You travel around the world to find something you’ve never tasted before, and here, in Steinfeld in the Southern Palatinate region, is where you find yourself being served a cactus fig sorbet, a wrap with pickled cactus strips, cactus soup and even a Flammkuchen (tarte flambée) made of cactus.
Located at the southern edge of Rhine-Neckar Metropolitan Region, only five kilometres from the border to France, “Grüne Kaktus-Küche” (the Green Cactus Kitchen) is the first restaurant in Europe to put cacti at the centre of its dishes. The menu presents lots of vegetarian and vegan foods, most of them organic, as is the Mexican highland coffee. The poetry inherent in the culinary cactus delights spreads over to the names of the countless cacti and succulent plants in the neighbouring 7,000 square-metre greenhouse. Here, you find corkscrew cacti at its earliest and oldest ages, up to several decades; grafted chin cacti are in blossom with stunning colours; winding filigree coils of the delicate “Greisenhaar” (“old man’s hair”); and one huge ball-shaped “mother-in-law’s cushion.”
In Cactus Land, you can spend hours marvelling and looking around, and you can also purchase the cacti.
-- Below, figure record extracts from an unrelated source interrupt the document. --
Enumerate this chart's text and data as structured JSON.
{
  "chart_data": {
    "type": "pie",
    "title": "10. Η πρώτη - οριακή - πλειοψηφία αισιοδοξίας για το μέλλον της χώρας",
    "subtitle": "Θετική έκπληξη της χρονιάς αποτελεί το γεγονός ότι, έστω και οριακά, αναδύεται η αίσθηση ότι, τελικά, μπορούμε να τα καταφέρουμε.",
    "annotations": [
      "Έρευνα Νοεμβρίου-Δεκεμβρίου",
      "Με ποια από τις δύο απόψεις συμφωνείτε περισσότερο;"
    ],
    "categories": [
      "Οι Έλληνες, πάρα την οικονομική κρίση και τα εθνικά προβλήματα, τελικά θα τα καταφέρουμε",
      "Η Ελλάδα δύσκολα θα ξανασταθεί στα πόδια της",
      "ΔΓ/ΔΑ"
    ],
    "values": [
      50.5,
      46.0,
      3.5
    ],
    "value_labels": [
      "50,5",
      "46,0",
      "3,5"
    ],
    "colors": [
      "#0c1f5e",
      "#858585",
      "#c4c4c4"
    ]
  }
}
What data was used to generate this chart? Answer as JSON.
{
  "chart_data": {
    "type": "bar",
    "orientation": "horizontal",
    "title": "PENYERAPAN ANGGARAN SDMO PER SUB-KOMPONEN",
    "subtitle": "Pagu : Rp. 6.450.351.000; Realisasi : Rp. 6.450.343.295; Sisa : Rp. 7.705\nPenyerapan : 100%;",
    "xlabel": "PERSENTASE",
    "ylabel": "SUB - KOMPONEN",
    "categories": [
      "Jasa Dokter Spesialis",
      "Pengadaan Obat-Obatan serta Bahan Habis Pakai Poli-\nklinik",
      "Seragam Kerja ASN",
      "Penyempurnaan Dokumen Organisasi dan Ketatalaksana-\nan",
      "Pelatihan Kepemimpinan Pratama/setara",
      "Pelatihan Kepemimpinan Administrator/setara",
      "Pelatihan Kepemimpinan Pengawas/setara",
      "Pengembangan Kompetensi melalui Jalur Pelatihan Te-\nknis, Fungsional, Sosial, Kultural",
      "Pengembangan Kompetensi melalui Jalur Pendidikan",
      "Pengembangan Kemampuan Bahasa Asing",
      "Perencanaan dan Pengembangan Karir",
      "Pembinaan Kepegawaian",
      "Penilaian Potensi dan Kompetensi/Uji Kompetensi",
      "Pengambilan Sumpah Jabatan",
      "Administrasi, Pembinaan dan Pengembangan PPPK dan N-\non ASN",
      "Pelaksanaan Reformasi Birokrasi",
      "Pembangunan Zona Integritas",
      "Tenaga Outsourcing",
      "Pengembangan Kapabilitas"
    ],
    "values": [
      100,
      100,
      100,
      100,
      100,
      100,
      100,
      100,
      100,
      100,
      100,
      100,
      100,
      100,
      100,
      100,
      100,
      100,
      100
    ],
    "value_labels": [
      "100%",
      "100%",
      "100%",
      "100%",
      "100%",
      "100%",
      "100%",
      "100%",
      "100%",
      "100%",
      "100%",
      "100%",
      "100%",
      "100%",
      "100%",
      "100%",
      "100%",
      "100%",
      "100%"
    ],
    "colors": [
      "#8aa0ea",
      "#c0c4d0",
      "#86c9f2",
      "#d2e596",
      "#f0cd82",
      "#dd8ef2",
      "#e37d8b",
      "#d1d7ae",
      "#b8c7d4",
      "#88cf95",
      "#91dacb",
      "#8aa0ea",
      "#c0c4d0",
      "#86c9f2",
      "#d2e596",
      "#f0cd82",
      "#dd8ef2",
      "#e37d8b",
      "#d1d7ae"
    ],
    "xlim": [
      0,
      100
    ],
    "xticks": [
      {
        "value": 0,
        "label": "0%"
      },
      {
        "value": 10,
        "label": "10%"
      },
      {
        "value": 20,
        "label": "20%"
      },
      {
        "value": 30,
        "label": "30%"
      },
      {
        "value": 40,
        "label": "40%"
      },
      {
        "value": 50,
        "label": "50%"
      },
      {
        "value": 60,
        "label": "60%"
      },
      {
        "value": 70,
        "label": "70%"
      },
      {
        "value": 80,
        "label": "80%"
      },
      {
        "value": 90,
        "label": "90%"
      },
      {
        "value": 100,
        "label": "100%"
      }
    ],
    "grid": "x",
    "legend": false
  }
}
But grasping the differences between agave, opuntia, and cactus takes thorough study and devotion. In Cactus Land you learn that cacti belong to the succulents family. Succulent means juice-conserving which is a collective term for plants that have adapted to arid climates. In the open countryside, cacti flourish in an apparently hostile environment, and the beauty of their blossoms is stunning. How could you ever count all those spines, know all the plants by name? There is, in fact, one person, who knows them all, including the numerous scientific Latin terms: Dr. Kim Beisel. Holding a PhD in botany, she grew up on this relocated farm near Steinfeld, helping create Cactus Land from what was once a wholesale establishment.
Her father, Karl-Werner, set the company up in 1978. This was the fundament for what would become one of the most attractive destinations of the region. Then, her parents approached retirement. Kim could have made a scientific career overseas. And yet, she decided to – as a member of the succeeding generation – establish a flourishing enterprise that rests on three pillars: firstly the very Cactus Land, secondly Cactus Kitchen, and thirdly the “Deutsches Aloe-Vera-Zentrum” (the German Centre for Aloe Vera) – which offer, amongst other things, their own brand of natural cosmetics products for sale.
Today, the Palatinate Beisel family run their business on a global scale, they ship the tropical plants around the world. “Yesterday, we had cactus fans visiting from Scotland,” says Kim Beisel. Entire mini-cactus cargo units are packed here ready for shipment, destined for markets from Greece to China. The Palatinate business is renowned there for its expertise and the cactus is a symbol of good luck in the Middle Kingdom.